Disulfiram was the first medication approved for the treatment of alcoholism over 50 years ago. It works, at least in part, by preventing the metabolism of an alcohol by-product, acetaldehyde. High levels of acetaldehyde in the body quickly cause unpleasant symptoms, including nausea, vomiting, headache, and accelerated heart rate. Thus, disulfiram provides a very strong incentive to avoid drinking.
Beginning in the late 1990s, a series of studies conducted at Yale University found that disulfiram reduced the consumption of cocaine, particularly in the context of alcohol or opiate dependence. One mechanism introduced to explain this phenomenon was the ability of disulfiram to inhibit dopamine β-hydroxylase, or DβH, an enzyme that converts dopamine to norepinephrine. This hypothesis was supported in a new pharmacogenetic study by Thomas Kosten and colleagues, published in Biological Psychiatry.
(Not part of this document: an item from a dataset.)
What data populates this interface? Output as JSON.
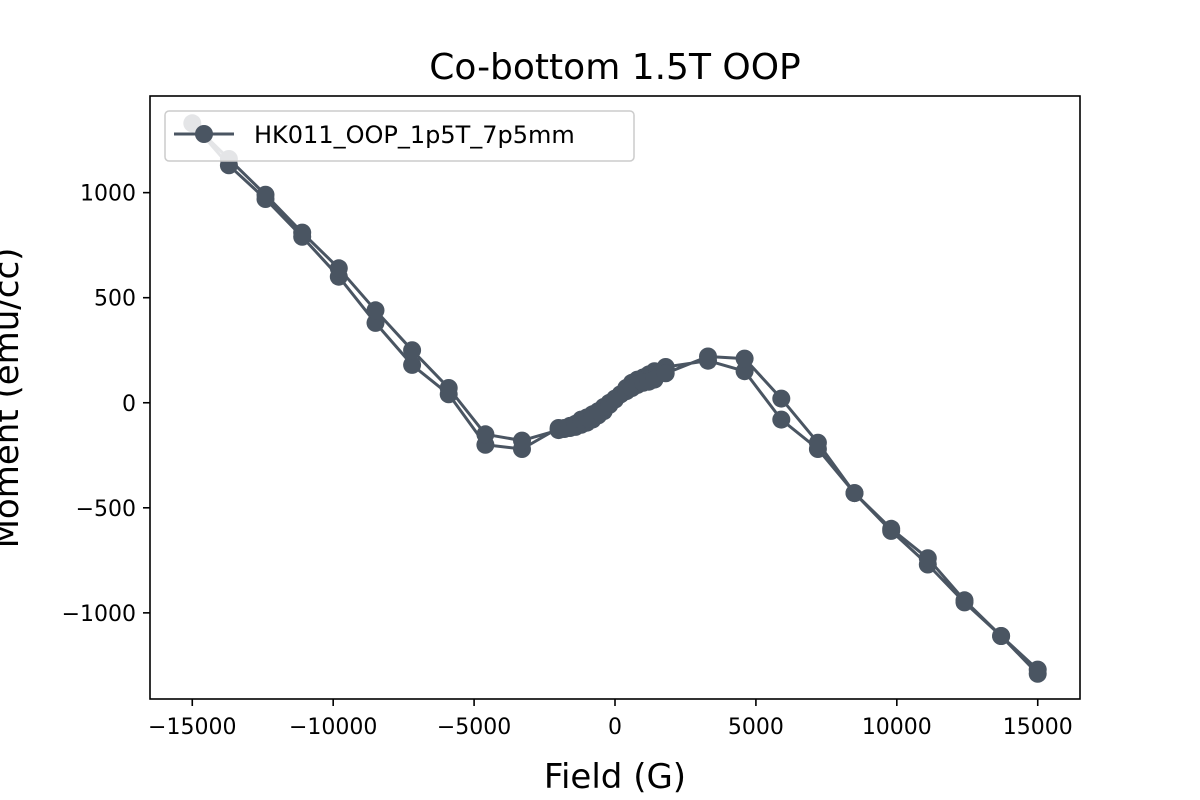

The researchers recruited cocaine- and opioid-dependent patients who were randomized to receive either disulfiram or placebo for ten weeks. They also genotyped the DBH gene, which alters DβH levels, to determine which variant that each patient carried. Prior work has already shown that individuals with the CC genotype have normal DβH levels, whereas those carrying the T allele have lower DβH levels. This allowed them to determine whether the functional DBH variant influences the success of disulfiram treatment.
Disulfiram was effective in reducing cocaine use in patients with the CC genotype and normal DβH levels, whereas those with the low DβH level T genotype showed no disulfiram effect. These data support the hypothesis that disulfiram reduces drug consumption, in part, by blocking DβH.